Eerie photographs captured by diver Chris Roxburgh disclose the current state of Westmoreland. She’s now sitting upright at the bottom and is recognizable almost instantaneously by the “hogging arches” that run along both sides.
When she sank, she was sailing for Mackinac Island, where a fort watched over the meeting point of Lake Michigan and Lake Huron. Eerie photographs show divers have thoroughly explored the shipwreck. There were believed to be 17 survivors and 17 deaths from the wreckage.
A leakage had developed, and steam pumps could not cope with the water flowing into the vessel. The water reached the engine as the storm kept growing, and the Westmoreland was left powerless.
It is thought that half of the 34 onboard lost their lives, and those who reached the mainland began walking to Manistee.
The Westmoreland carried about 280 whiskey barrels for soldiers with other winter supplies. It is thought the gold could have been the garrison’s pay.
The value of the gold is a subject of debate – but Richardson thinks that the double eagle pieces could be fetching over $20m from coin collectors.
He added that the gold coins would be worth millions if melted down and sold. The actual value is the coins’ numismatic value, which could exceed $20m in today’s age.
The salvage operation would focus on the whiskey. But it will be challenging given the wreck’s location, about 200 feet underneath the surface.

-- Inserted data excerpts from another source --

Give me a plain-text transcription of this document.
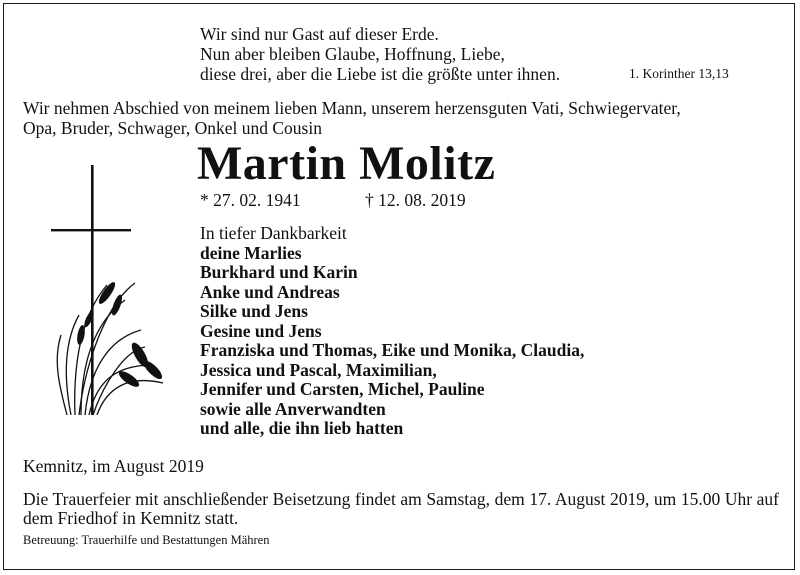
Wir sind nur Gast auf dieser Erde.
Nun aber bleiben Glaube, Hoffnung, Liebe,
diese drei, aber die Liebe ist die größte unter ihnen.	1. Korinther 13,13
Wir nehmen Abschied von meinem lieben Mann, unserem herzensguten Vati, Schwiegervater,
Opa, Bruder, Schwager, Onkel und Cousin
Martin Molitz
* 27. 02. 1941	† 12. 08. 2019
In tiefer Dankbarkeit
deine Marlies
Burkhard und Karin
Anke und Andreas
Silke und Jens
Gesine und Jens
Franziska und Thomas, Eike und Monika, Claudia,
Jessica und Pascal, Maximilian,
Jennifer und Carsten, Michel, Pauline
sowie alle Anverwandten
und alle, die ihn lieb hatten
Kemnitz, im August 2019
Die Trauerfeier mit anschließender Beisetzung findet am Samstag, dem 17. August 2019, um 15.00 Uhr auf dem Friedhof in Kemnitz statt.
Betreuung: Trauerhilfe und Bestattungen Mähren
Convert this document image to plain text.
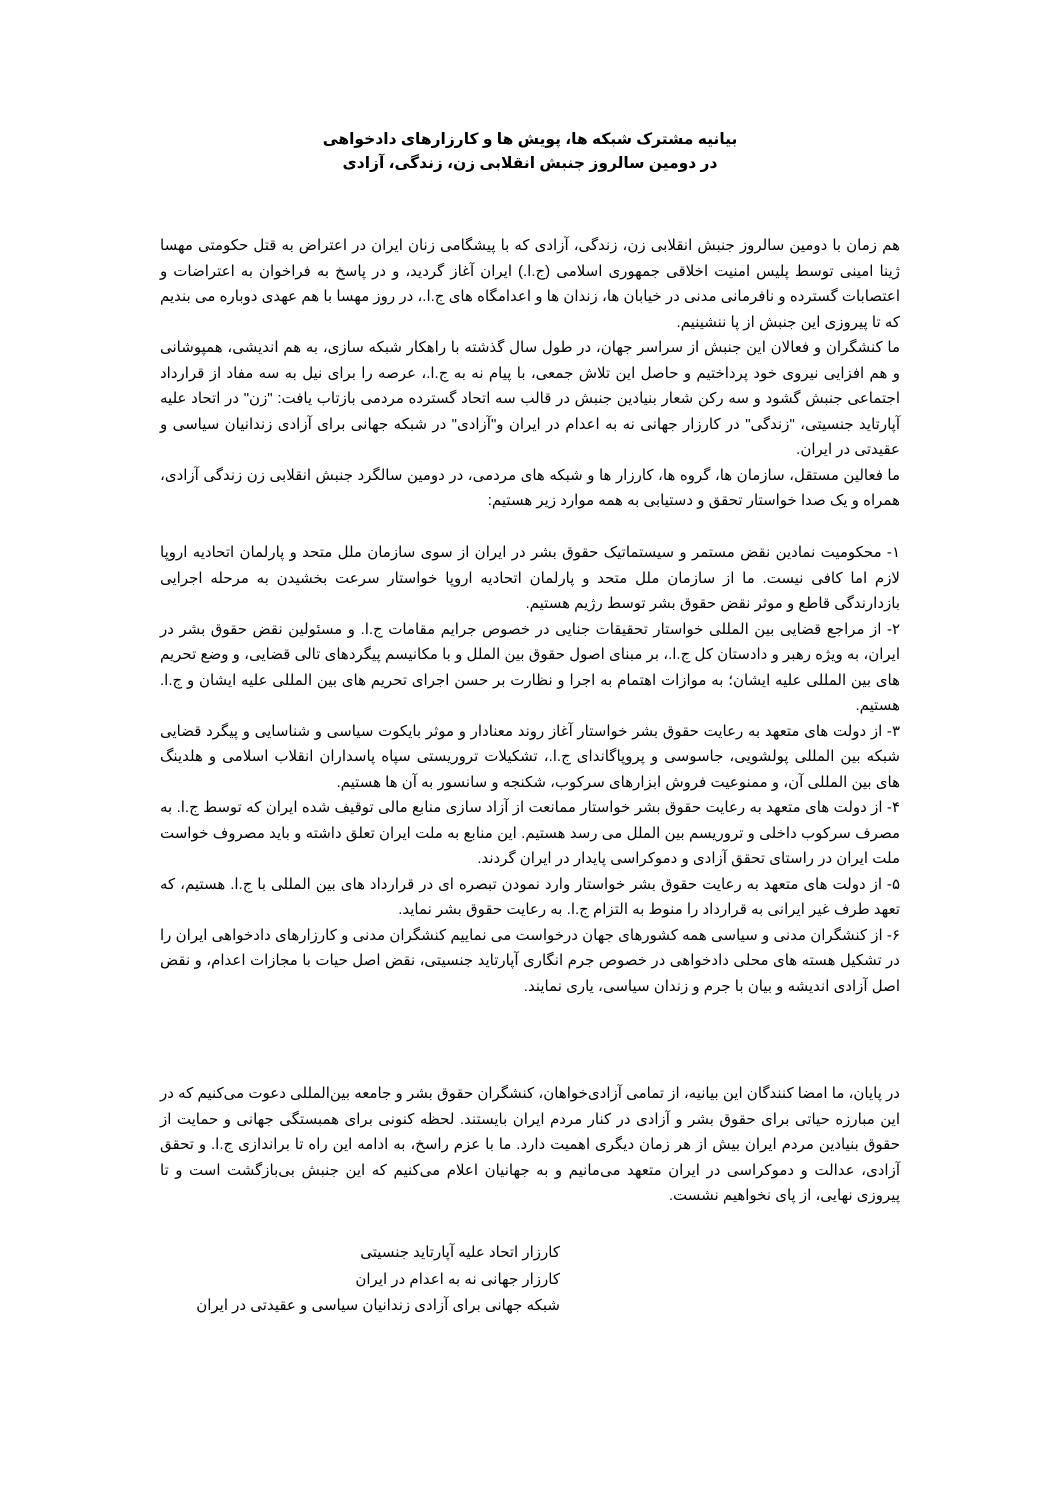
بیانیه مشترک شبکه ها، پویش ها و کارزارهای دادخواهی
در دومین سالروز جنبش انقلابی زن، زندگی، آزادی

هم زمان با دومین سالروز جنبش انقلابی زن، زندگی، آزادی که با پیشگامی زنان ایران در اعتراض به قتل حکومتی مهسا ژینا امینی توسط پلیس امنیت اخلاقی جمهوری اسلامی (ج.ا.) ایران آغاز گردید، و در پاسخ به فراخوان به اعتراضات و اعتصابات گسترده و نافرمانی مدنی در خیابان ها، زندان ها و اعدامگاه های ج.ا.، در روز مهسا با هم عهدی دوباره می بندیم که تا پیروزی این جنبش از پا ننشینیم.

ما کنشگران و فعالان این جنبش از سراسر جهان، در طول سال گذشته با راهکار شبکه سازی، به هم اندیشی، همپوشانی و هم افزایی نیروی خود پرداختیم و حاصل این تلاش جمعی، با پیام نه به ج.ا.، عرصه را برای نیل به سه مفاد از قرارداد اجتماعی جنبش گشود و سه رکن شعار بنیادین جنبش در قالب سه اتحاد گسترده مردمی بازتاب یافت: "زن" در اتحاد علیه آپارتاید جنسیتی، "زندگی" در کارزار جهانی نه به اعدام در ایران و"آزادی" در شبکه جهانی برای آزادی زندانیان سیاسی و عقیدتی در ایران.

ما فعالین مستقل، سازمان ها، گروه ها، کارزار ها و شبکه های مردمی، در دومین سالگرد جنبش انقلابی زن زندگی آزادی، همراه و یک صدا خواستار تحقق و دستیابی به همه موارد زیر هستیم:

۱- محکومیت نمادین نقض مستمر و سیستماتیک حقوق بشر در ایران از سوی سازمان ملل متحد و پارلمان اتحادیه اروپا لازم اما کافی نیست. ما از سازمان ملل متحد و پارلمان اتحادیه اروپا خواستار سرعت بخشیدن به مرحله اجرایی بازدارندگی قاطع و موثر نقض حقوق بشر توسط رژیم هستیم.

۲- از مراجع قضایی بین المللی خواستار تحقیقات جنایی در خصوص جرایم مقامات ج.ا. و مسئولین نقض حقوق بشر در ایران، به ویژه رهبر و دادستان کل ج.ا.، بر مبنای اصول حقوق بین الملل و با مکانیسم پیگردهای تالی قضایی، و وضع تحریم های بین المللی علیه ایشان؛ به موازات اهتمام به اجرا و نظارت بر حسن اجرای تحریم های بین المللی علیه ایشان و ج.ا. هستیم.

۳- از دولت های متعهد به رعایت حقوق بشر خواستار آغاز روند معنادار و موثر بایکوت سیاسی و شناسایی و پیگرد قضایی شبکه بین المللی پولشویی، جاسوسی و پروپاگاندای ج.ا.، تشکیلات تروریستی سپاه پاسداران انقلاب اسلامی و هلدینگ های بین المللی آن، و ممنوعیت فروش ابزارهای سرکوب، شکنجه و سانسور به آن ها هستیم.

۴- از دولت های متعهد به رعایت حقوق بشر خواستار ممانعت از آزاد سازی منابع مالی توقیف شده ایران که توسط ج.ا. به مصرف سرکوب داخلی و تروریسم بین الملل می رسد هستیم. این منابع به ملت ایران تعلق داشته و باید مصروف خواست ملت ایران در راستای تحقق آزادی و دموکراسی پایدار در ایران گردند.

۵- از دولت های متعهد به رعایت حقوق بشر خواستار وارد نمودن تبصره ای در قرارداد های بین المللی با ج.ا. هستیم، که تعهد طرف غیر ایرانی به قرارداد را منوط به التزام ج.ا. به رعایت حقوق بشر نماید.

۶- از کنشگران مدنی و سیاسی همه کشورهای جهان درخواست می نماییم کنشگران مدنی و کارزارهای دادخواهی ایران را در تشکیل هسته های محلی دادخواهی در خصوص جرم انگاری آپارتاید جنسیتی، نقض اصل حیات با مجازات اعدام، و نقض اصل آزادی اندیشه و بیان با جرم و زندان سیاسی، یاری نمایند.

در پایان، ما امضا کنندگان این بیانیه، از تمامی آزادی‌خواهان، کنشگران حقوق بشر و جامعه بین‌المللی دعوت می‌کنیم که در این مبارزه حیاتی برای حقوق بشر و آزادی در کنار مردم ایران بایستند. لحظه کنونی برای همبستگی جهانی و حمایت از حقوق بنیادین مردم ایران بیش از هر زمان دیگری اهمیت دارد. ما با عزم راسخ، به ادامه این راه تا براندازی ج.ا. و تحقق آزادی، عدالت و دموکراسی در ایران متعهد می‌مانیم و به جهانیان اعلام می‌کنیم که این جنبش بی‌بازگشت است و تا پیروزی نهایی، از پای نخواهیم نشست.

کارزار اتحاد علیه آپارتاید جنسیتی
کارزار جهانی نه به اعدام در ایران
شبکه جهانی برای آزادی زندانیان سیاسی و عقیدتی در ایران
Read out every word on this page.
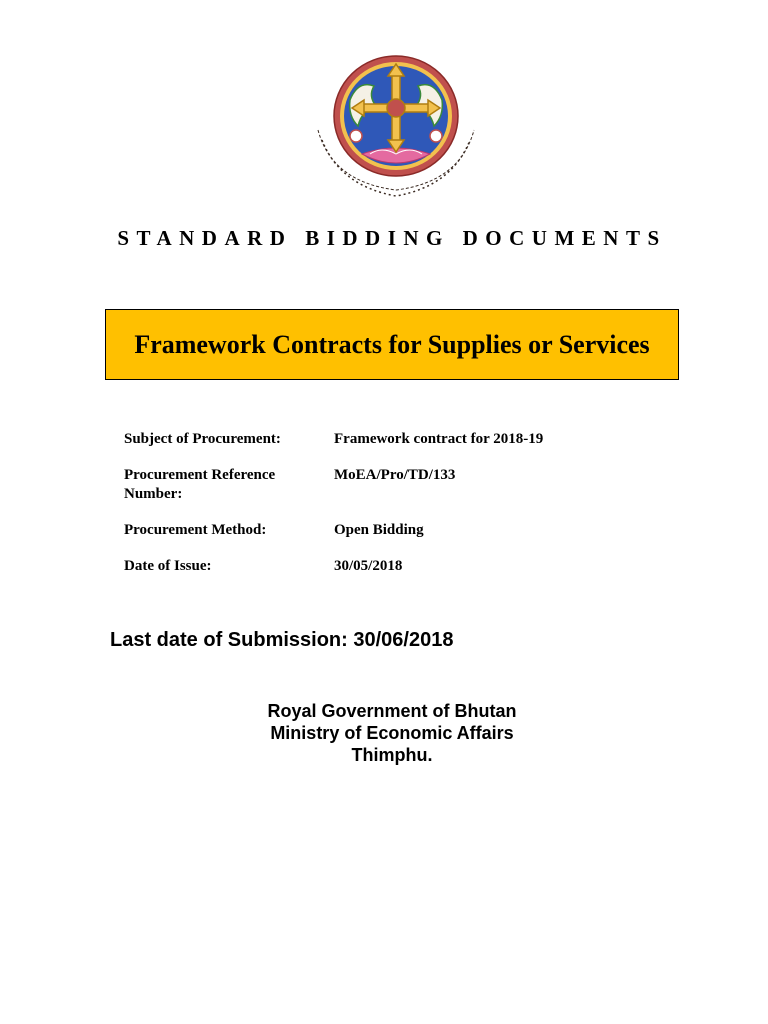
STANDARD BIDDING DOCUMENTS
Framework Contracts for Supplies or Services
Subject of Procurement:	Framework contract for 2018-19
Procurement Reference Number:
MoEA/Pro/TD/133
Procurement Method:	Open Bidding
Date of Issue:	30/05/2018
Last date of Submission: 30/06/2018
Royal Government of Bhutan
Ministry of Economic Affairs
Thimphu.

It is unclear when such a rescue operation will start. Deep water recovery is a procedure often used for salvaging items, especially from a shipwreck, with the help of hi-tech gadgets.
Often gadgets help raise items to the surface. Other reliable shipping sources state that blades and other cutting tools are used to separate objects from the wreck’s body while windlasses and cranes help carry them upward.
Any diver must be empowered with specialist equipment to reach the wreck. Only these can permit them to navigate the dark and enclosed areas of the vessel safely.
Per Scuba Leeds, experienced divers will require a good dive light, a helpful dive knife to fight possible hazards, an underwater slate that can aid in mapping out the vessel, and a wreck reel to help guide them.
Other essential equipment might be marker buoys, a dive computer, extra breathing gas, and thick gloves. Divers must be wary of entanglements within the structure, lack of adequate light, disruption to gas supply, and silt out.
Roxburgh is sceptical regarding the chances of success.
The water temperature was cold at 1C. The whisky and gold are more profound in the wreck, cabins, or hold. The deck is also partially collapsed, so getting deeper into the vessel is quite a task.
Richardson strongly believes that Westmoreland’s treasures will see the surface again one day. He opines that only time can tell if Westmoreland will share her secrets with the world.
Richardson shared that he could locate the wreck after nearly a decade’s extensive research.
He explained that the zone where the Westmoreland reportedly sank was not flat or smooth, like most of the bottom of Lake Michigan. It was covered with underwater cliffs and dunes, making search efforts extremely difficult.
In 2008, there was reportedly a sudden breakthrough in side-scan-sonar technology, and a capable and affordable sonar unit was accessible. He happened to be an early adopter of the technology, and according to him, it’s ideal for helping search the area where the vessel sank.
Richardson details his quest to discover the wreck in his book The Search for the Westmoreland.